Все это нашло живое воплощение в «Песне старого гусара», где за внешней разухабистостью и обычной зачашною бравадой скрывалась горьковатая ирония и разочарование:
Где друзья минувших лет, Где гусары коренные, Председатели бесед, Собутыльники седые?.. А теперь что вижу? — Страх! И гусары в модном свете, В вицмундирах, в башмаках, Вальсируют на паркете! Говорят: умней они... Но что слышим от любого? Жомини да Жомини! А об водке — ни полслова!45 Где друзья минувших лет, Где гусары коренные, Председатели бесед, Собутыльники седые?Еще до того, как «Песня старого гусара» появилась в № 4 «Соревнователя просвещения и благотворения» за 1819 год и тут же была перепечатана в № 8 журнала «Благонамеренный», она широко разошлась в рукописных копиях и списках. И современники восприняли ее отнюдь не как бравый призыв к лихому разгулу и пьянству, они уловили и второй, более тонкий смысл, в ней заключенный, уловили и горькую иронию Дениса Давыдова по поводу того, что за внешним лоском многих армейских офицеров кроется пустота, бездумность и пренебрежение к традициям...

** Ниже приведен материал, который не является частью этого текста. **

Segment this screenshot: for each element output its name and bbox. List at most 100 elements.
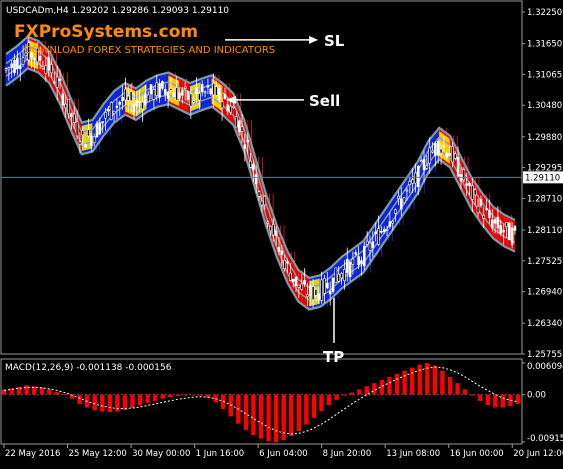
candle-body xyxy=(223,94,227,100)
band-upper-edge xyxy=(5,35,516,280)
macd-bar xyxy=(296,394,301,431)
candle-body xyxy=(192,100,195,103)
candle-body xyxy=(186,91,190,101)
band-lower-edge xyxy=(5,67,516,311)
candle-body xyxy=(13,60,16,73)
candle-body xyxy=(399,198,403,210)
candle-body xyxy=(306,294,309,297)
candle-body xyxy=(175,87,178,101)
price-tick-label: 1.29295 xyxy=(527,164,562,174)
macd-bar xyxy=(341,394,347,396)
sell-arrow-head xyxy=(226,95,236,104)
macd-tick-label: 0.006094 xyxy=(527,362,563,372)
candle-body xyxy=(212,83,215,96)
candle-body xyxy=(419,160,423,162)
price-tick-label: 1.27525 xyxy=(527,257,562,267)
candle-body xyxy=(397,195,400,199)
candle-body xyxy=(362,245,366,267)
candle-body xyxy=(289,272,292,281)
macd-bar xyxy=(183,394,188,396)
candle-body xyxy=(496,216,500,229)
candle-body xyxy=(235,116,238,128)
candle-body xyxy=(81,130,85,136)
candle-body xyxy=(263,195,267,206)
candle-body xyxy=(513,226,517,231)
candle-body xyxy=(371,241,375,248)
candle-body xyxy=(109,102,113,120)
candle-body xyxy=(348,261,352,278)
candle-body xyxy=(485,208,488,210)
macd-bar xyxy=(447,376,453,395)
candle-body xyxy=(439,148,443,154)
candle-body xyxy=(112,110,116,114)
candle-body xyxy=(320,279,323,301)
time-tick-label: 20 Jun 12:00 xyxy=(513,449,563,459)
candle-body xyxy=(7,67,11,70)
macd-title: MACD(12,26,9) -0.001138 -0.000156 xyxy=(5,363,172,373)
candle-body xyxy=(141,101,144,110)
candle-body xyxy=(232,105,235,109)
macd-signal-line xyxy=(3,366,519,435)
candle-body xyxy=(183,86,187,89)
candle-body xyxy=(314,289,318,296)
candle-body xyxy=(451,146,454,163)
candle-body xyxy=(377,228,380,245)
current-price-label: 1.29110 xyxy=(525,173,560,183)
candle-body xyxy=(87,129,90,137)
candle-body xyxy=(382,229,386,233)
symbol-header: USDCADm,H4 1.29202 1.29286 1.29093 1.291… xyxy=(6,6,229,16)
price-tick-label: 1.26340 xyxy=(527,319,562,329)
candle-body xyxy=(380,230,383,233)
candle-body xyxy=(351,258,355,265)
candle-body xyxy=(121,97,124,102)
candle-body xyxy=(198,93,201,101)
current-price-box xyxy=(523,171,563,184)
candle-body xyxy=(75,121,79,137)
candle-body xyxy=(101,121,104,124)
tp-label: TP xyxy=(323,348,344,366)
candle-body xyxy=(178,92,181,99)
time-tick-label: 8 Jun 20:00 xyxy=(323,449,372,459)
candle-body xyxy=(308,285,312,296)
candle-body xyxy=(465,183,468,187)
candle-body xyxy=(246,139,250,143)
candle-body xyxy=(78,141,82,145)
candle-body xyxy=(53,81,56,84)
candle-body xyxy=(129,91,133,102)
macd-bar xyxy=(508,394,513,406)
candle-body xyxy=(405,189,409,192)
candle-body xyxy=(72,113,76,124)
candle-body xyxy=(33,58,36,60)
candle-body xyxy=(4,68,8,71)
candle-body xyxy=(269,226,272,232)
macd-bar xyxy=(485,394,490,405)
macd-bar xyxy=(160,394,165,399)
candle-body xyxy=(161,81,164,89)
candle-body xyxy=(257,191,261,197)
candle-body xyxy=(169,88,173,91)
macd-axis: 0.006094 0.00 -0.009152 xyxy=(522,362,563,444)
candle-body xyxy=(38,55,42,61)
candle-body xyxy=(24,52,28,57)
candle-body xyxy=(425,165,429,169)
candle-body xyxy=(394,209,397,214)
candle-body xyxy=(473,189,477,196)
candle-body xyxy=(189,93,193,107)
candle-body xyxy=(294,276,298,286)
macd-bar xyxy=(100,394,105,412)
macd-bar xyxy=(24,385,29,395)
candle-body xyxy=(55,76,59,88)
candle-body xyxy=(505,222,508,228)
candle-body xyxy=(317,293,321,301)
macd-bar xyxy=(364,386,370,395)
candle-body xyxy=(35,47,39,63)
macd-bar xyxy=(77,394,82,404)
candle-body xyxy=(453,153,457,159)
candle-body xyxy=(16,57,19,70)
candle-body xyxy=(41,66,45,70)
candle-body xyxy=(360,260,363,264)
candle-body xyxy=(149,84,153,95)
candle-body xyxy=(374,231,377,235)
macd-bar xyxy=(122,394,128,411)
candle-body xyxy=(488,210,491,219)
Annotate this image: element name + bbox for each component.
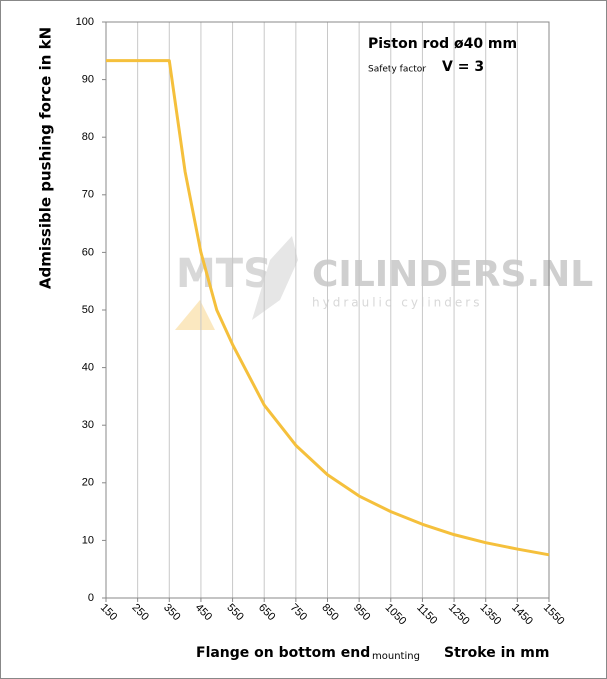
x-axis-label: Stroke in mm [444,645,549,661]
watermark-sub: hydraulic cylinders [312,296,482,310]
watermark-logo [175,300,215,330]
x-axis-label: mounting [372,651,420,662]
y-tick-label: 10 [82,534,94,546]
y-tick-label: 70 [82,189,94,201]
y-tick-label: 50 [82,304,94,316]
annotation: Safety factor [368,65,426,75]
line [106,59,550,557]
y-tick-label: 90 [82,74,94,86]
watermark-site: CILINDERS.NL [312,254,593,295]
watermark-logo [252,236,298,320]
annotation: Piston rod ø40 mm [368,36,517,52]
annotation: V = 3 [442,59,484,75]
y-axis-label: Admissible pushing force in kN [37,27,55,289]
y-tick-label: 100 [76,16,94,28]
watermark-mts: MTS [176,251,272,297]
y-tick-label: 40 [82,362,94,374]
y-tick-label: 30 [82,419,94,431]
plot-area [105,21,550,599]
y-tick-label: 20 [82,477,94,489]
y-tick-label: 60 [82,246,94,258]
y-tick-label: 0 [88,592,94,604]
x-axis-label: Flange on bottom end [196,645,370,661]
y-tick-label: 80 [82,131,94,143]
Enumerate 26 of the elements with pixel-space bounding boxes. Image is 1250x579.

1817 год не принес особых перемен в судьбе Дениса Давыдова.
Осенью он был в Москве на юбилейных торжествах, посвященных 5-й годовщине победы над Наполеоном в Отечественной войне. Присутствовал на чествовании героев сей славной кампании и праздничном параде в только что отстроенном и поражавшем всех своими размерами и смелостью инженерного решения манеже, или, как его тогда называли, «экзерциргаузе», где свободно маршировал и разворачивался сводный гвардейский полк ветеранов числом почти в 2 тысячи солдат, на груди которых на голубых лентах ордена Андрея Первозванного посверкивали медали с гордою надписью «1812 год».
В числе прочих почетных гостей присутствовал Давыдов и на Воробьевых горах, где при стечении чуть ли не всего населения первопрестольной была произведена торжественная закладка первых камней в основу величественного храма-памятника в честь избавления отечества от вражеского нашествия, строительство которого должно было осуществиться по победившему на конкурсе отечественных и иностранных архитекторов проекту недавнего выпускника петербургской Академии художеств Александра Витберга.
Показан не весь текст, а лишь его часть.